Linda Evangelista might utter the name “Salma Hayek” when asked what she’s grateful for during Thanksgiving.
In a Vogue profile published Friday, the supermodel opened up about what it was like co-parenting her teenage son, Augustin, with Hayek. Augustin is the son of the “Frida” star’s husband, French billionaire François-Henri Pinault.
Evangelista told the magazine that she mostly spends holidays with Hayek and Pinault, but there was one time where she couldn’t partake in the festivities.
“I was sick at Thanksgiving,” Evangelista said. “And Salma got on the plane with her daughter, came here, and made Thanksgiving dinner.”
When the “Black Mirror” actor asked Evangelista what she wanted to eat, she responded with an “eclectic wish list.”
“I wanted her Mexican chicken with truffled potatoes. And she spent the day in the kitchen and cooked it herself. No help,” Evangelista recalled. “The kids helped her at the end. She made a feast — a beautiful, beautiful meal. I had told her that I wasn’t going to have Thanksgiving; I wasn’t feeling well. And she said, ‘Oh yes you are: I am coming.’ And poof, she was here.”

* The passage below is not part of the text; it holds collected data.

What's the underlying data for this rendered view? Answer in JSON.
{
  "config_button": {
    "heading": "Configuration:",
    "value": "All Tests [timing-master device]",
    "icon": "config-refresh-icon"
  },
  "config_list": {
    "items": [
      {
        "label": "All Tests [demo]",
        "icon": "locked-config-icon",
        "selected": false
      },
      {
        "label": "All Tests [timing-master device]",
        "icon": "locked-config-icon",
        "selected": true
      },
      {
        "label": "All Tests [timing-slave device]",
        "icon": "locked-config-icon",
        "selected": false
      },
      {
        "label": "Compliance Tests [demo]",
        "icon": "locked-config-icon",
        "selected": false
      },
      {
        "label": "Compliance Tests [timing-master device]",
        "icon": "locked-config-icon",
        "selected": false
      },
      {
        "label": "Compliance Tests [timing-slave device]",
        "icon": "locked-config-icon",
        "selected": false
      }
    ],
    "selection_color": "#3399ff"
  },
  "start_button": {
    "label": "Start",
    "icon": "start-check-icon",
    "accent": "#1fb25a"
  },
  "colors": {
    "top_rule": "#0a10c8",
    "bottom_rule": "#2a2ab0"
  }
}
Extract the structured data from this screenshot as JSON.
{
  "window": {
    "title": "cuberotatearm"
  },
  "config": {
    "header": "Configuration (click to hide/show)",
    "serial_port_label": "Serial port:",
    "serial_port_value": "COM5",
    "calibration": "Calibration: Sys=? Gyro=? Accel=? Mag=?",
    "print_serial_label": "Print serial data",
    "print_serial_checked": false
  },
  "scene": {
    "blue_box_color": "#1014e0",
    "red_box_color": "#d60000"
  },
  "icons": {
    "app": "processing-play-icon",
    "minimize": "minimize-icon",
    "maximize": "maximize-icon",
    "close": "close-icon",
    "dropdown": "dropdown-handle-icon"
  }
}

Evangelista and Pinault dated for four months between 2005 and 2006, and Augustin was born in October later that year, according to People. However it wasn’t until Evangelista filed court documents in 2011, seeking child support, that confirmed Pinault was the father.
Hayek married Pinault in 2009, but the two welcomed their daughter, Valentina Paloma Pinault, in 2007.
Evangelista didn’t offer any more information on Hayek or Pinault to Vogue, but did say that she wants her son to have a “normal upbringing” despite his mother’s fame and his father’s vast wealth.
She shared that she and Augustin are both big sports fans, and she would get free tickets to sit courtside at Madison Square Garden, but no longer gets that perk anymore.
“Now we buy our tickets and we sit with the fans in nosebleed — we’re fine with that.”
Augustin, however, seems to miss the VIP treatment. Evangelista noted that sometimes her son gets annoyed when they have to wait in lines.
“What’s wrong with standing in this line? I stand in lines,” Evangelista tells her son. “We went to Chanel a couple of weeks ago to get a present and we waited half an hour to get in. He said, ‘Isn’t there someone you could call?’”
But Evangelista says she doesn’t relent.
“I do not want an entitled child,” she said.